On Tuesday 15 May, former AIIA president and senior diplomat, academic, author and media commentator Richard Broinowski was welcomed by a large audience at Glover Cottages. Drawing on his personal experiences in Iran, Richard discussed the recent political developments of the country and sought to dispel some of the misconceptions conveyed by Western media.
Richard served at the Australian Embassy in Tehran in the early 1970s. In April this year, he returned to Iran with a small group of AIIA members and travelled around the country, learning more of the nation’s current political ideologies and cultural heritage. Richard’s speech on Tuesday night reflected on this recent trip and intertwined some of his personal experiences along with his broader knowledge of Iranian politics.
During his speech, Richard provided a number of insights into the relationship between Western states and Iran, as well as Iran’s political objectives in the Middle East and the recent developments over the Iran nuclear deal. He made a solid case for the appointment of an Australian Defence Attaché in Iran in order to better monitor the realities of any threat Iran may pose; Australians should be more wary of the information that is portrayed by the Western media. Based on what he experienced, the lifestyles and standards of living of those living in Iran are much better than the media portray.
Richard commented on the double standards of the United States and Saudi Arabia which condemn Iran for ‘exporting terrorists’ whilst they simultaneously meddle in conflicts in Libya, Syria, Iraq and Israel. He argued that Iran doesn’t want to go to war with Israel, or any other nation for that matter, but does not want to acquiesce to Western involvement in the region. On the nuclear agreement, he considered that the decision by US President Trump to reject the deal was misinformed and dangerous. He hoped to see Iran work more closely with European nations to rekindle the agreement and create a fair outcome for Iran and a reduced risk of regional conflict.
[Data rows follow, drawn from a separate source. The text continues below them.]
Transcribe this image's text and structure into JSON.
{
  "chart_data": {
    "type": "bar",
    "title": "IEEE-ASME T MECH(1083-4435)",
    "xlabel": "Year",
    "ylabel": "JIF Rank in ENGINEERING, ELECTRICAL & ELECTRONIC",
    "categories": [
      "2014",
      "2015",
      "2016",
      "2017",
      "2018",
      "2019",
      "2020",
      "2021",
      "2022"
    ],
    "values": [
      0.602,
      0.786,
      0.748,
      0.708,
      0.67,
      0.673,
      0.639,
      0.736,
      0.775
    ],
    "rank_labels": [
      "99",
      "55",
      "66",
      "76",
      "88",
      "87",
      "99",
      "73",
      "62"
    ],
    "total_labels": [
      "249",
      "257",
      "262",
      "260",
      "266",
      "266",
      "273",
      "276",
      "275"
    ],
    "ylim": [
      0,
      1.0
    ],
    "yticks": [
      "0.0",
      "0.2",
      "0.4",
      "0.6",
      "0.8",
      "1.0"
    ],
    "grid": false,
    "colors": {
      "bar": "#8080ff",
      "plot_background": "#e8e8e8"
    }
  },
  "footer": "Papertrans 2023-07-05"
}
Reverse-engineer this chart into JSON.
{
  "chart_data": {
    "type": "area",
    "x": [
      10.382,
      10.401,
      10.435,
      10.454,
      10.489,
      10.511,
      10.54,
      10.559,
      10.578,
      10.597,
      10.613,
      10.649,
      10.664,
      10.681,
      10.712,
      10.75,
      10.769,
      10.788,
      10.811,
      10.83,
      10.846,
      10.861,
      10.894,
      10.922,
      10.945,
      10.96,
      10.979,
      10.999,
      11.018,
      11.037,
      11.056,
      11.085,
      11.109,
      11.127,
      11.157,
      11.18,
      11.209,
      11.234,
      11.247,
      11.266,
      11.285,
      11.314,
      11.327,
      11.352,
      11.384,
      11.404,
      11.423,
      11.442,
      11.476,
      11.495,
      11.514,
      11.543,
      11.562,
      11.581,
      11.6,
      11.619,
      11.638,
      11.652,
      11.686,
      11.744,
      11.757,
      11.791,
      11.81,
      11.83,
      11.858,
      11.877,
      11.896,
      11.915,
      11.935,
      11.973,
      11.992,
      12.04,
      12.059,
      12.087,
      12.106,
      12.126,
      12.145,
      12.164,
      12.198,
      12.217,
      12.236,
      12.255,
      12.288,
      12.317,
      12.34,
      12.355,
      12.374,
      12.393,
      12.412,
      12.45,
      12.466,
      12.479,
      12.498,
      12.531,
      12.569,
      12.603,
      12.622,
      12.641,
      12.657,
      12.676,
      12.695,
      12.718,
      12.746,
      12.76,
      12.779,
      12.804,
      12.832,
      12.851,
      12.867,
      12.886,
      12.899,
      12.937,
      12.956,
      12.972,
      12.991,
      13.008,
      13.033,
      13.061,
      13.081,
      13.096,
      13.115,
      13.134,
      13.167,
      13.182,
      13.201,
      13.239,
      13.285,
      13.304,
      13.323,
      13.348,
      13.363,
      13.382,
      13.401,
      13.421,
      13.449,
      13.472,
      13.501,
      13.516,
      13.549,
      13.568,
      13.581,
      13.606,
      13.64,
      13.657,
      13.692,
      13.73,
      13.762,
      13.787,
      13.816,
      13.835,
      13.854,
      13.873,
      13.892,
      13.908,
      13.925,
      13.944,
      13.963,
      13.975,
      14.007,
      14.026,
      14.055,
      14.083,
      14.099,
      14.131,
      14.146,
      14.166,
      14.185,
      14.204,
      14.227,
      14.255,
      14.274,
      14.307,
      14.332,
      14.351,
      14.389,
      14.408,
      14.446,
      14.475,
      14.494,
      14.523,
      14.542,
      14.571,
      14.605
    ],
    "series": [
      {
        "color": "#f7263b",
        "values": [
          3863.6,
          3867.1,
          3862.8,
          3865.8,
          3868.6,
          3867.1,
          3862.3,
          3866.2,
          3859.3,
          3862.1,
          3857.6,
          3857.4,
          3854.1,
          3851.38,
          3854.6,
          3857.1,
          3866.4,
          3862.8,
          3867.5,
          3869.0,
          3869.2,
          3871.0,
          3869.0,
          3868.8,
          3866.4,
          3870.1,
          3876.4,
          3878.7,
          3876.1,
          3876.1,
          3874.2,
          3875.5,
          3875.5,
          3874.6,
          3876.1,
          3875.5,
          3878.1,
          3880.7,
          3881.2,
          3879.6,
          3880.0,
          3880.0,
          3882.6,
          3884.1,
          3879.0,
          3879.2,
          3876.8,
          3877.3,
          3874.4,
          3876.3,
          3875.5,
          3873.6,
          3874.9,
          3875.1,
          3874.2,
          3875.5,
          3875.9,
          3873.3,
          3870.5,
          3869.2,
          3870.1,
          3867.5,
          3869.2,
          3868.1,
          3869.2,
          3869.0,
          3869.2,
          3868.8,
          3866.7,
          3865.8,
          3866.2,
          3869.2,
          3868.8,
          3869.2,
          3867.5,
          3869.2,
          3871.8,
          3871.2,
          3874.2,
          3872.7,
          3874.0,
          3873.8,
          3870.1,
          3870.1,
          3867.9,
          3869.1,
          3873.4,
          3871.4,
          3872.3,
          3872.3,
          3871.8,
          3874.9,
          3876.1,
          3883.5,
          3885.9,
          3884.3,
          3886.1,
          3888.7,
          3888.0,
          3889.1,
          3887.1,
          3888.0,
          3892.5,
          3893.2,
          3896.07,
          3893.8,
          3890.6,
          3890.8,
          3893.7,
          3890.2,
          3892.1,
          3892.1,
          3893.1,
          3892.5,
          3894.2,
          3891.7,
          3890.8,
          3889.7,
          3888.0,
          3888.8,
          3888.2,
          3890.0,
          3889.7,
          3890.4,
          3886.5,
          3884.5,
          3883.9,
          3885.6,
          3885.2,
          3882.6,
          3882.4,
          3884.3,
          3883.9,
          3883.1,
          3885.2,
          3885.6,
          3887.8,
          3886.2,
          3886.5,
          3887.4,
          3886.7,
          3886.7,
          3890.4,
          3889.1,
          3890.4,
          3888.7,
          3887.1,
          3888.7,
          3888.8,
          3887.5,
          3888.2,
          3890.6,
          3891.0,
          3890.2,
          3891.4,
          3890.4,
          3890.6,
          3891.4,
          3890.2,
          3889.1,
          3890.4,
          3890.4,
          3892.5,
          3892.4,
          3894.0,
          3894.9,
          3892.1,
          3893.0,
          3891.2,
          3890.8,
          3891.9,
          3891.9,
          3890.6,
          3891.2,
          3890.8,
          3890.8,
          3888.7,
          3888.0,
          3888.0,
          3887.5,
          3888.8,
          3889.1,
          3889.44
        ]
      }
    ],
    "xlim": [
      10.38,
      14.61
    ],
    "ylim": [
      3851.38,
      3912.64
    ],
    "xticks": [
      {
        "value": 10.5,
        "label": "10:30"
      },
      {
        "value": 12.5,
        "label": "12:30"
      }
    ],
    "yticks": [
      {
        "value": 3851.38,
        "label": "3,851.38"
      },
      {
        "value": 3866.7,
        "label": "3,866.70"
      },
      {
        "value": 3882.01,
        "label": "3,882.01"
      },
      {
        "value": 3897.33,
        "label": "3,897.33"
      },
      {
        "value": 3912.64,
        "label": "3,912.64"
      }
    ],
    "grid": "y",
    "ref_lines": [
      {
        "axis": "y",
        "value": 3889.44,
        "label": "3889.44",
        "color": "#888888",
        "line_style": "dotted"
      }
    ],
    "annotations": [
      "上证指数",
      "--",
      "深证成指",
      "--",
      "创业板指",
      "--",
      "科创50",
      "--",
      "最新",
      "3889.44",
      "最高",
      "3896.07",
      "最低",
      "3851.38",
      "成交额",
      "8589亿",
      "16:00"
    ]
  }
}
Richard accompanied his address with personal photos of his trip as well as some Iranian political cartoons that depicted America as being corrupt and demonstrated the nation’s long-standing anger at US policy in the Middle East. In response to questions, he expressed concern about Israeli-Iranian relations and the potential for nuclear conflict. He welcomed the prospect of Australian relations with Iran becoming stronger in the future through trade.